Custom CUDA operators: no kernel image is available for execution on the device

Hi,

I customized a CUDA operator. On the GPU server, I can compile the operator normally using pytorch extension and run it normally, and can compile it and use it for tensorrt through the following code.

msmv_plugin.zip (48.5 KB)

But when it comes to AGX Orin, although the corresponding .cu file can be compiled and inferred normally using pytorch extension, the operator compiled with the above code will report this error during tensorrt inference:

/home/xiazhongyu/Desktop/bevperception/./tools/analysis_tools/benchmark_trt_henetpp.py:121: DeprecationWarning: Use get_tensor_name instead.
idx = self.engine.get_binding_index(input_name)
/home/xiazhongyu/Desktop/bevperception/./tools/analysis_tools/benchmark_trt_henetpp.py:122: DeprecationWarning: Use set_input_shape instead.
self.context.set_binding_shape(idx, tuple(input_tensor.shape))
/home/xiazhongyu/Desktop/bevperception/./tools/analysis_tools/benchmark_trt_henetpp.py:128: DeprecationWarning: Use get_tensor_name instead.
idx = self.engine.get_binding_index(output_name)
/home/xiazhongyu/Desktop/bevperception/./tools/analysis_tools/benchmark_trt_henetpp.py:129: DeprecationWarning: Use get_tensor_dtype instead.
dtype = torch_dtype_from_trt(self.engine.get_binding_dtype(idx))
/home/xiazhongyu/Desktop/bevperception/./tools/analysis_tools/benchmark_trt_henetpp.py:130: DeprecationWarning: Use get_tensor_shape instead.
shape = tuple(self.context.get_binding_shape(idx))
error in ms_deformable_im2col_cuda_c2345: no kernel image is available for execution on the device
error in ms_deformable_im2col_cuda_c2345: no kernel image is available for execution on the device
error in ms_deformable_im2col_cuda_c2345: no kernel image is available for execution on the device
error in ms_deformable_im2col_cuda_c2345: no kernel image is available for execution on the device
error in ms_deformable_im2col_cuda_c2345: no kernel image is available for execution on the device
error in ms_deformable_im2col_cuda_c2345: no kernel image is available for execution on the device

I’m feeling a bit lost here, and I’m wondering if there’s something wrong with the makefile. Could anyone please help me out?

Thank you in advance!

Environment:

Install using SDK manager

Hi,

no kernel image is usually related to the kernel code doesn’t build with the correct GPU architecture.
Please double-check if your Makefile has built with the Orin (sm=87) GPU architecture.

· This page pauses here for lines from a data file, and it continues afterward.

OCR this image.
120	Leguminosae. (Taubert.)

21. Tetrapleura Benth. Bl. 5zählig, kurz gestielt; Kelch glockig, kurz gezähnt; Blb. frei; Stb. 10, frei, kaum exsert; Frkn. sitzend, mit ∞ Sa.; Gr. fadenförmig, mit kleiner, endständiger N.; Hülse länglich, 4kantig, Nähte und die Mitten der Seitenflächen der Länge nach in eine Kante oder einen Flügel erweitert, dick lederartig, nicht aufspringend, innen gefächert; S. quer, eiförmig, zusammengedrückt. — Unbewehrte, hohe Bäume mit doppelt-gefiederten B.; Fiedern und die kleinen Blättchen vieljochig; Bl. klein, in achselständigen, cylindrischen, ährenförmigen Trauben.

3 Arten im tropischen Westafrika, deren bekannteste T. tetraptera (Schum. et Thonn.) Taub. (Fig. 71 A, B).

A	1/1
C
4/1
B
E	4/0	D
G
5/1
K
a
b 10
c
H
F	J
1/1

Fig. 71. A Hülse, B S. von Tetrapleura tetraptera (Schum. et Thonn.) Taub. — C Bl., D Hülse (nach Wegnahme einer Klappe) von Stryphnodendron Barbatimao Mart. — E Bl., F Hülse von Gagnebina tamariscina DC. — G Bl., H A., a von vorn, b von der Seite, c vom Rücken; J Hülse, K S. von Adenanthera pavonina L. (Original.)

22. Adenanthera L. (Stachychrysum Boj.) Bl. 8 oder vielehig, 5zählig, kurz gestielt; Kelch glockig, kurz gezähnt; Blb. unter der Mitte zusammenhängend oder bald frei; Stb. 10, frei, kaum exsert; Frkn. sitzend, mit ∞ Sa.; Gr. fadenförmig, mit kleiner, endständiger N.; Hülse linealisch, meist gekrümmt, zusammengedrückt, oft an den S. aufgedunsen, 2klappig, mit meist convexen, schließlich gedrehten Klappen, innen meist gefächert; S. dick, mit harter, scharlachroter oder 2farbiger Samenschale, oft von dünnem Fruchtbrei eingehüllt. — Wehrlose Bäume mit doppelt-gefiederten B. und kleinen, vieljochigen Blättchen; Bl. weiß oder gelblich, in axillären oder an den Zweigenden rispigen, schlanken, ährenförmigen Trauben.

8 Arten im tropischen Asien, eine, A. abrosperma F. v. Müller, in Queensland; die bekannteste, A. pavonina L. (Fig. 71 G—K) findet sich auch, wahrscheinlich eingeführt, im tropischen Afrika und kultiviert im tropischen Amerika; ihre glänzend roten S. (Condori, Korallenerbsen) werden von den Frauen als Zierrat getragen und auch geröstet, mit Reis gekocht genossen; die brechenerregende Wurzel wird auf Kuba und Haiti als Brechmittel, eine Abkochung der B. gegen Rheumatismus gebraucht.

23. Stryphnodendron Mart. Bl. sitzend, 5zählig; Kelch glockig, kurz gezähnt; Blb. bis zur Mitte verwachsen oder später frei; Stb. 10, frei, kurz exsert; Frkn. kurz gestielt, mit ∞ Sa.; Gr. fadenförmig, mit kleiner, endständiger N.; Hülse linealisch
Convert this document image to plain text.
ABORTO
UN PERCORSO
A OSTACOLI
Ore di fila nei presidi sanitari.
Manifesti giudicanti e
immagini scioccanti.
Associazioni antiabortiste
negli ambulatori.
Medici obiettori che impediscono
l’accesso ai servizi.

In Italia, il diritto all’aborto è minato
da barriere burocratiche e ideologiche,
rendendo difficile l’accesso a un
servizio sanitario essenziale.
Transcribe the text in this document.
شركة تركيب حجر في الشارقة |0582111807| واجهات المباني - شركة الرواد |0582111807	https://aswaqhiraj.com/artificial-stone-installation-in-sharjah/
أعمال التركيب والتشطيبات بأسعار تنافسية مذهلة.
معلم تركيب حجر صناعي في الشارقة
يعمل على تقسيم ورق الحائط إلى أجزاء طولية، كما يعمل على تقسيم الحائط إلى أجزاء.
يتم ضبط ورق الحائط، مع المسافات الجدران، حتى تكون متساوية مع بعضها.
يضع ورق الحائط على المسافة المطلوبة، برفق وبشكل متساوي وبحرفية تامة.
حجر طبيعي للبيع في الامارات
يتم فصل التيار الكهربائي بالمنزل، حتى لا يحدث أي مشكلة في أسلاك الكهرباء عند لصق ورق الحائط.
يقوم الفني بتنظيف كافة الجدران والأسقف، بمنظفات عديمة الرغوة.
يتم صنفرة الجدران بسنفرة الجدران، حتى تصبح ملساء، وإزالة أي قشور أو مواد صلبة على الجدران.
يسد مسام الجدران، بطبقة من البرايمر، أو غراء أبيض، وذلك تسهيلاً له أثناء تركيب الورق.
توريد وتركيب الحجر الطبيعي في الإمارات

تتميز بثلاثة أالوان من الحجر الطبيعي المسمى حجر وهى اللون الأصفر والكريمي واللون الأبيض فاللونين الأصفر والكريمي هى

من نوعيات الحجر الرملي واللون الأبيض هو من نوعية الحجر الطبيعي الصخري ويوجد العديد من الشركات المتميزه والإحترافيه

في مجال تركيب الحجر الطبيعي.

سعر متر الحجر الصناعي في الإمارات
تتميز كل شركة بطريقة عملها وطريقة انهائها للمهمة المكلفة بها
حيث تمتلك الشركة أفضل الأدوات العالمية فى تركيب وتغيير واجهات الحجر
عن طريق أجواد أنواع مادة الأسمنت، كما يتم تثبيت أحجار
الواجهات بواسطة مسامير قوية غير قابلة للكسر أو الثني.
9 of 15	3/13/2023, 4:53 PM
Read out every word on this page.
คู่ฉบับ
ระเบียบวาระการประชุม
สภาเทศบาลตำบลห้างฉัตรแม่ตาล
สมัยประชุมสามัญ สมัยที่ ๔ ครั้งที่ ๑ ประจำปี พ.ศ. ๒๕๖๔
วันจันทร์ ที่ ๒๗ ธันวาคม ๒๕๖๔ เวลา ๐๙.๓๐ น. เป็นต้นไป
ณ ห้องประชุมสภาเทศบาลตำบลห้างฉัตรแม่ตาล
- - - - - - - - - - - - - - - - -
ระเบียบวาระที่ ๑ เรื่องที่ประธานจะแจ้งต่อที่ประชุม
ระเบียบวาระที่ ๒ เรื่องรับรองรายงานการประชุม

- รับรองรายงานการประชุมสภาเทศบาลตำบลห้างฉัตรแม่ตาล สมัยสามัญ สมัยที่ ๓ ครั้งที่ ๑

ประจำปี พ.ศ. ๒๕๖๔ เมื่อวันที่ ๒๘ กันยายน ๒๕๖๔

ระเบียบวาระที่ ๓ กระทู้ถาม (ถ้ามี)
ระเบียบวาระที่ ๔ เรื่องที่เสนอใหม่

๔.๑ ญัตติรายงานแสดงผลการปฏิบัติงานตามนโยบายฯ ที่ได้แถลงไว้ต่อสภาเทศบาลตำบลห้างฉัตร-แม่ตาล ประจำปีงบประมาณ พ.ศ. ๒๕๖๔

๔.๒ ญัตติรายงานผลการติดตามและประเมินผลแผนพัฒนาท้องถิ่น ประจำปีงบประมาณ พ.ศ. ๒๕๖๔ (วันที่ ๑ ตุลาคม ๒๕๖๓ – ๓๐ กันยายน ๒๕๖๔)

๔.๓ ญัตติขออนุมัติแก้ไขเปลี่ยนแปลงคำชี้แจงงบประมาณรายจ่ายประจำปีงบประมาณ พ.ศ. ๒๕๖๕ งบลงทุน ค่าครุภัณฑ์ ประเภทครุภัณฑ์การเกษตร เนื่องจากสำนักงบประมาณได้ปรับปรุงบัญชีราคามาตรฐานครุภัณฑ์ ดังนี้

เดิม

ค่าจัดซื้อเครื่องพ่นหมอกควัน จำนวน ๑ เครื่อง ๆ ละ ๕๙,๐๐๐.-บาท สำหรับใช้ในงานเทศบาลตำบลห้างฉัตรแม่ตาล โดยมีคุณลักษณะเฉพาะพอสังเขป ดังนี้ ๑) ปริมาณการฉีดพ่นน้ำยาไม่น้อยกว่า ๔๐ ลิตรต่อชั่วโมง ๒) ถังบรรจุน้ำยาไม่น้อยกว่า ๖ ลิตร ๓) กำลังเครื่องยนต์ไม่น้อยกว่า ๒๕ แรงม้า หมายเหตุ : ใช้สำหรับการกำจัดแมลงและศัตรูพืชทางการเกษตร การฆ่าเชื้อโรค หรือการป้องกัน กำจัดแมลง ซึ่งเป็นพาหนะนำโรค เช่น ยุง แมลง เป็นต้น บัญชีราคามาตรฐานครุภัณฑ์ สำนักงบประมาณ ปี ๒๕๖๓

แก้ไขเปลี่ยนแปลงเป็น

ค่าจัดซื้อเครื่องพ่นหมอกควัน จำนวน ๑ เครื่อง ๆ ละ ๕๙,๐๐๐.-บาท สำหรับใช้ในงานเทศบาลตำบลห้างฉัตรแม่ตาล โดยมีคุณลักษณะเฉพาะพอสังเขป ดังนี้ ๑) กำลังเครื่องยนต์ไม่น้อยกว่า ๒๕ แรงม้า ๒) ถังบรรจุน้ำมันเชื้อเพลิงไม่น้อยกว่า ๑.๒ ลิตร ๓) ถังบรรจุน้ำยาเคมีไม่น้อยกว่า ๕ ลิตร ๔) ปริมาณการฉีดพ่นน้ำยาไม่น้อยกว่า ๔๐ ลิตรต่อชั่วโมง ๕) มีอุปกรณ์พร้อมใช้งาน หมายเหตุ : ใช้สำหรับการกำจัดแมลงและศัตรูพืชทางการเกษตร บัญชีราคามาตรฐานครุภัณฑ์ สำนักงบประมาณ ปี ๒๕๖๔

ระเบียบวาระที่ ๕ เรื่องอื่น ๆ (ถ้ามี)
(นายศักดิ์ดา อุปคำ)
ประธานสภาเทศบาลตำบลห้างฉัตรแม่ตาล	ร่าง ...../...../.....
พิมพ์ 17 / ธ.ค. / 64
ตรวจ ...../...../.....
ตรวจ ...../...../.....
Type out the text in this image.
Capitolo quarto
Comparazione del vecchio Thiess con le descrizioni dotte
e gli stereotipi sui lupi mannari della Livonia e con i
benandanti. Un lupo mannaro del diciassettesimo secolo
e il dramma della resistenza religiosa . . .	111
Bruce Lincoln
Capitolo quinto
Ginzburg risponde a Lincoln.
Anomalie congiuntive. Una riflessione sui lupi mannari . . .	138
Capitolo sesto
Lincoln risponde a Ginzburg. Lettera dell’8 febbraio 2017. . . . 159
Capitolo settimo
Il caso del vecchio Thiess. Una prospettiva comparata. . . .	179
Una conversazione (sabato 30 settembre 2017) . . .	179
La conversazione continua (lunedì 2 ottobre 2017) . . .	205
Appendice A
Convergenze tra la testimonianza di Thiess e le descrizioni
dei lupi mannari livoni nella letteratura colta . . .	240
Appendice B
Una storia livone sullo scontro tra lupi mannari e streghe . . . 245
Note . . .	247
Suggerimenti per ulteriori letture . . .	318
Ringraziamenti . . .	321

CUDAFLAGS     :=  	--shared -Xcompiler -fPIC \
					-gencode=arch=compute_$(CUDASM),code=compute_$(CUDASM) \
					-gencode=arch=compute_$(CUDASM),code=sm_$(CUDASM)

Thanks.

Thank you. I checked again and found that $(CUDASM) is indeed set to 87.

Are there any other reasons that might lead to this error?

Hi,

Could you clean-build the library and share the output log with us?
Thanks.

Thank you for your reply! We have already solved this problem.

Specifically, this is an incorrect error localization issue with TensorRT. The real no-kernel-image error occurs in another operator, but it is reported at the location of this operator.

We found this problem after breaking the model into several parts and inferencing them separately.

Hi,

Good to know you find the root cause.
Thanks for the update.